Like oxygen? Me too. It might seem strange, but oxygen can actually be quite toxic. A prime example - its appearance on earth is responsible for a massive extinction event ~2.3 billion years ago (see The Great Oxygenation Event, aka the Oxygen Catastrophe, Oxygen Crisis, Oxygen Holocaust, etc). Remarkably, our single celled ancestors devised a means to capture the deadly power of this newfound oxygen and use it to drive the biomolecular machines of life.

Slight correction - our unicellular ancestors didn’t figure out breathing themselves, but rather formed a partnership of sorts with another cell that did. These other cells, now called mitochondria, provided the surplus of energy that allowed our ancestors to graduate from their unicellular existence. This idea, that mitochondria were once independant cells, explains why mitochondria have a distinct genome and can replicate inside of their host cells.

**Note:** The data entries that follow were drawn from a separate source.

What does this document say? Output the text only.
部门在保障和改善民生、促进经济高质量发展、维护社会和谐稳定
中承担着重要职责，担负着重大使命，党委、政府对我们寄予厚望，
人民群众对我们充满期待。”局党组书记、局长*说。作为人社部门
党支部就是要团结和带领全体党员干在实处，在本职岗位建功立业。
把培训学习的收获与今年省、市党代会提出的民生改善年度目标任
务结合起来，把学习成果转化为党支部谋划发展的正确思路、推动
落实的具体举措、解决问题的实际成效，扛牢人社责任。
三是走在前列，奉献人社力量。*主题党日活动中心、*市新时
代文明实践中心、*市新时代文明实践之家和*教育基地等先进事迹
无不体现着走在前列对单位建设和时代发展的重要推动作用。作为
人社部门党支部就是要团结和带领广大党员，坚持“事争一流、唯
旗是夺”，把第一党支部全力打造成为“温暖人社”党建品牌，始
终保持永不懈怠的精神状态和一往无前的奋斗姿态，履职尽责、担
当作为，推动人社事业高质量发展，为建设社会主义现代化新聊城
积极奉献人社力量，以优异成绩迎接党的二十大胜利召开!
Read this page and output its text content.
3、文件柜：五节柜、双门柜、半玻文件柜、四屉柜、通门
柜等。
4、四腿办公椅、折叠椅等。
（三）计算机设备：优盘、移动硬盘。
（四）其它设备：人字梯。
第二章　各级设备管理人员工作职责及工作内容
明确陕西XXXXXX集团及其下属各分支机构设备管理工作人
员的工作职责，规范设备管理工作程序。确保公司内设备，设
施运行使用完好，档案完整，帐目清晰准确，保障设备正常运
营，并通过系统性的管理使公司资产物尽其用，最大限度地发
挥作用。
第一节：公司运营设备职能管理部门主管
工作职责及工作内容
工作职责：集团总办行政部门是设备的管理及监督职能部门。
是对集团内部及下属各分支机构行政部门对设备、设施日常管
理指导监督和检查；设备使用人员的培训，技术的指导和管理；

Crucially, the proximity of DNA and oxygen use that happens inside mitochondria puts the mitochondrial genome in danger of damage. The resulting dysfunction of mitochondria may contribute to aging. One way that our cells appear to guard against mitochondrial dysfunction is by selectively eliminating damaged mitochondria. In a recent study led by Nikolay P. Kandul, it was demonstrated that overexpressing the Parkin or PINK1 gene promotes this garbaging (word?) of mitochondria.

Parkin Mimics

Until genetic overexpression becomes feasible in humans, Parkin activation will have to occur through pharmacological means. I couldn’t find any known Parkin activators, so I thought I would check the ~27000 drug/perturbagen microarray signatures available in the ccdata package to see what produces the most comparable transcriptional signature to that caused by Parkin overexpression. If you would like to follow along, you will need R, Rstudio, and the Bioconductor packages crossmeta, ccmap, and ccdata.

To start, I searched GEO for “Parkin” and found two microarray datasets where Parkin was overexpressed. I then used crossmeta to perform a meta-analysis of these two datasets as follows:

library(crossmeta)

# create directory for data
dir.create('PARKIN'); setwd('PARKIN')

# get/load raw data
gse_names <- c('GSE61973', 'GSE29494')
get_raw(gse_names)
esets <- load_raw(gse_names)

# differential expression analysis
anals <- diff_expr(esets)

# meta analysis
es <- es_meta(anals, cutoff=1)
dprimes <- get_dprimes(es)

The next steps use ccmap to query the ~230000 drug/perturbagen transcriptional signatures from the Connectivity Map and LINCS L1000 datasets.

Note: The development version of ccmap and ccdata are required to query the L1000 dataset.

library(ccmap)

# queries
top_cmap <- query_drugs(dprimes$meta, 'cmap_es')
top_l1000 <- query_drugs(dprimes$meta, 'l1000_es')


head(top_cmap)

# copper sulfate:  0.296  
# tacrine:         0.232       
# menadione:       0.217
# Prestwick-1080:  0.217
# metrizamide:     0.214
# novobiocin:      0.210

TADA! Potential Parkin overexpression mimics. I say mimics, rather than activators, because the above drugs don’t necessarily activate Parkin directly. Rather, they cause transcriptional changes that are most similar to those caused by Parkin overexpression. Details, details.

Now if only I had a research lab and money … then I could do some biology. Sad face.